I usually mention on Twitter what I get in the mail as a writer: rejection slips that take four long paragraphs or 20 bullet points before mentioning the obvious (“REJECTED!”), the once in a blue moon acceptance letter, or rarely hard cash ($3.02 USD – KA-ching!). With about 60 short stories and poems floating in the slush piles, I’m always adding to my rejection slip wallpaper collection. A few weeks ago, I mentioned a credit card notice where fees and interest rates are being raised across the board. Since the notice wasn’t in super-extra-fine print that credit card companies love to use, the amounts I could be screwed over for was breathtaking.
Last week I was contacted by an editor for Business Week who saw my comment on Twitter. We traded emails, I sent a scanned copy of the notification letter, and we talked on the phone.
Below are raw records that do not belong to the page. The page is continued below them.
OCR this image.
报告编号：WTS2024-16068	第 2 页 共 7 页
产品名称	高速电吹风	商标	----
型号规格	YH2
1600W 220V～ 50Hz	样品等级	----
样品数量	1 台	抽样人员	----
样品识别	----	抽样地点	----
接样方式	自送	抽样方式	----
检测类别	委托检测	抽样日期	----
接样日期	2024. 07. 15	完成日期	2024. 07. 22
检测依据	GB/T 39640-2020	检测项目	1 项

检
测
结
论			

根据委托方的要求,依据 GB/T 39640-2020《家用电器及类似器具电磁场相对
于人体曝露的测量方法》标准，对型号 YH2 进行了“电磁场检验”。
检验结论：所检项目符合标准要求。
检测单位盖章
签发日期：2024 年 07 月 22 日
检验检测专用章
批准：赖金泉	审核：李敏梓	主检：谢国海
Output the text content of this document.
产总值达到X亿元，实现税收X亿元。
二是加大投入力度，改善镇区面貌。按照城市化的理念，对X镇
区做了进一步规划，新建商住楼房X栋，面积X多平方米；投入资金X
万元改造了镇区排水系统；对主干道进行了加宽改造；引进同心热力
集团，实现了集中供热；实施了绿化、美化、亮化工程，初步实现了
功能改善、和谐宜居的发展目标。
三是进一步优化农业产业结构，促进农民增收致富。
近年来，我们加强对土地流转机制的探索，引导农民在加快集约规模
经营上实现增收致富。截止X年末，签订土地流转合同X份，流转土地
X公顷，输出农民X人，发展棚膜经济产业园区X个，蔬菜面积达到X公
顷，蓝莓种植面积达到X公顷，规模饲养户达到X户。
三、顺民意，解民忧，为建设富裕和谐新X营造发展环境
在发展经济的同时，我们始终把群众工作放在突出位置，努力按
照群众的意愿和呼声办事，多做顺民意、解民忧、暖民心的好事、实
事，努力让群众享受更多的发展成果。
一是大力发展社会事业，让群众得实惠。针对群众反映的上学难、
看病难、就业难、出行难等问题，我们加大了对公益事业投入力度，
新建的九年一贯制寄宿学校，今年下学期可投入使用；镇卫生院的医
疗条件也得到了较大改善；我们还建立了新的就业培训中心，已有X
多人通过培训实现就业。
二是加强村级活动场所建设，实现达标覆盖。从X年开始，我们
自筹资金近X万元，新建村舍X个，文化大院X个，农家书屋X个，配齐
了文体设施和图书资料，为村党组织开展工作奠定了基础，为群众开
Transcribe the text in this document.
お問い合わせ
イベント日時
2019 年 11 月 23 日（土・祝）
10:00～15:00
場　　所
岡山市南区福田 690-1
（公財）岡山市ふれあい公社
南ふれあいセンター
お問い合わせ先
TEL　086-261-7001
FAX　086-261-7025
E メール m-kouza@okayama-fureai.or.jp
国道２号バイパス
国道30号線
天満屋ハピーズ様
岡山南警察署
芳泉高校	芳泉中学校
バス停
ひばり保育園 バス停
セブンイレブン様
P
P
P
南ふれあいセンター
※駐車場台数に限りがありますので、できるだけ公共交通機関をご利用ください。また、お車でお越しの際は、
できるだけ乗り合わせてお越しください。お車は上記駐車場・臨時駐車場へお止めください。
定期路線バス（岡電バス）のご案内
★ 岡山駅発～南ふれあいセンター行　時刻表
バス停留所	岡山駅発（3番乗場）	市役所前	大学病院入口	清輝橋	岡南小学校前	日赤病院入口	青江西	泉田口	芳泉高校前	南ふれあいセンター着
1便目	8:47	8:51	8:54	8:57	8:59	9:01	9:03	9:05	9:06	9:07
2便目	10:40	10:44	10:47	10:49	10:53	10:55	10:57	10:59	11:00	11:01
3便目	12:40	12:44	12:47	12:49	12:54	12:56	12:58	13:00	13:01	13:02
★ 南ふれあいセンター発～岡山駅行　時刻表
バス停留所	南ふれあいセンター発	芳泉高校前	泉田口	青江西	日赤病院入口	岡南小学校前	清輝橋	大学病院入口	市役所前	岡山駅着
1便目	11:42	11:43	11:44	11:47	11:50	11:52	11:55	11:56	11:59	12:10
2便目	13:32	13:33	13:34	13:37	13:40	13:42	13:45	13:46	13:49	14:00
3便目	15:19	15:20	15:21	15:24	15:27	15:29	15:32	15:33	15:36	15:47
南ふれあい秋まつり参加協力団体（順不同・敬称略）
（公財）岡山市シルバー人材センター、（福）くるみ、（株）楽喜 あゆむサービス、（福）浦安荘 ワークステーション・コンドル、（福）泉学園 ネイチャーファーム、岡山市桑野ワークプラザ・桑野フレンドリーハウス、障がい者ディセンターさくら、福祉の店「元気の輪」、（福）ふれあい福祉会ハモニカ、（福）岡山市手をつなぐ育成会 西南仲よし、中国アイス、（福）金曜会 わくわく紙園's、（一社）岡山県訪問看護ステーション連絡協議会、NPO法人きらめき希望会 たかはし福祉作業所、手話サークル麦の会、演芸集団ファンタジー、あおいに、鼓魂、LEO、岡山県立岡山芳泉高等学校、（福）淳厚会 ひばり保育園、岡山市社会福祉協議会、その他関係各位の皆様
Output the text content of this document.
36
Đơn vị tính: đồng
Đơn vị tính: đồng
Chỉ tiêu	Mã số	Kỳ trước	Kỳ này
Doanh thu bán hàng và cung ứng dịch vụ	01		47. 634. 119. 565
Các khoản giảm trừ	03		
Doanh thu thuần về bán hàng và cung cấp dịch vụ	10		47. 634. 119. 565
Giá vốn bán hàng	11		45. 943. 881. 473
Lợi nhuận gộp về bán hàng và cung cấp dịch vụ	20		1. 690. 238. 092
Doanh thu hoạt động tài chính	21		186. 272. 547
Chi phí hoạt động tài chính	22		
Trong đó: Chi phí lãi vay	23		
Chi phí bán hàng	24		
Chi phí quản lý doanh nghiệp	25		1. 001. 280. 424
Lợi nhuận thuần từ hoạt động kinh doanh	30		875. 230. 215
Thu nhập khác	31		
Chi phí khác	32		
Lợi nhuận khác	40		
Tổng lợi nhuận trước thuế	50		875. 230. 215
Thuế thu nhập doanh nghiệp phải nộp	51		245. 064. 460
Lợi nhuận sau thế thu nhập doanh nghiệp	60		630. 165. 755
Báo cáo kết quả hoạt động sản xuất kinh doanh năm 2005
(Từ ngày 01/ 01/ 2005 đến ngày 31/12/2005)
The article, Dodging Credit Card Reforms, came out this week’s issue (September 21, 2009, p. 26).
C.D. Reimer of San Jose was switched to a variable card last month. At the same time the issuer, Barclaycards, upped his rate to 26.99% from around 16%. Reimer could have canceled the account. But the 40-year-old was laid off from his software support job and depends on plastic. Barclaycards declined to comment.
This isn’t how I expected to break out in the national media. (The Oprah’s Book Club nomination is still some years away.) However, I’m planning to cancel that the credit card before the opt-out deadline in late November. Unless the credit card companies want to take rejection slips as payment, I need my cash more than they do.
Updated 16 September 2009 @ 2:00PM – Cancelled the credit card mentioned above. One rule in today’s economy: if something cost money and a pain in the butt, it got to go.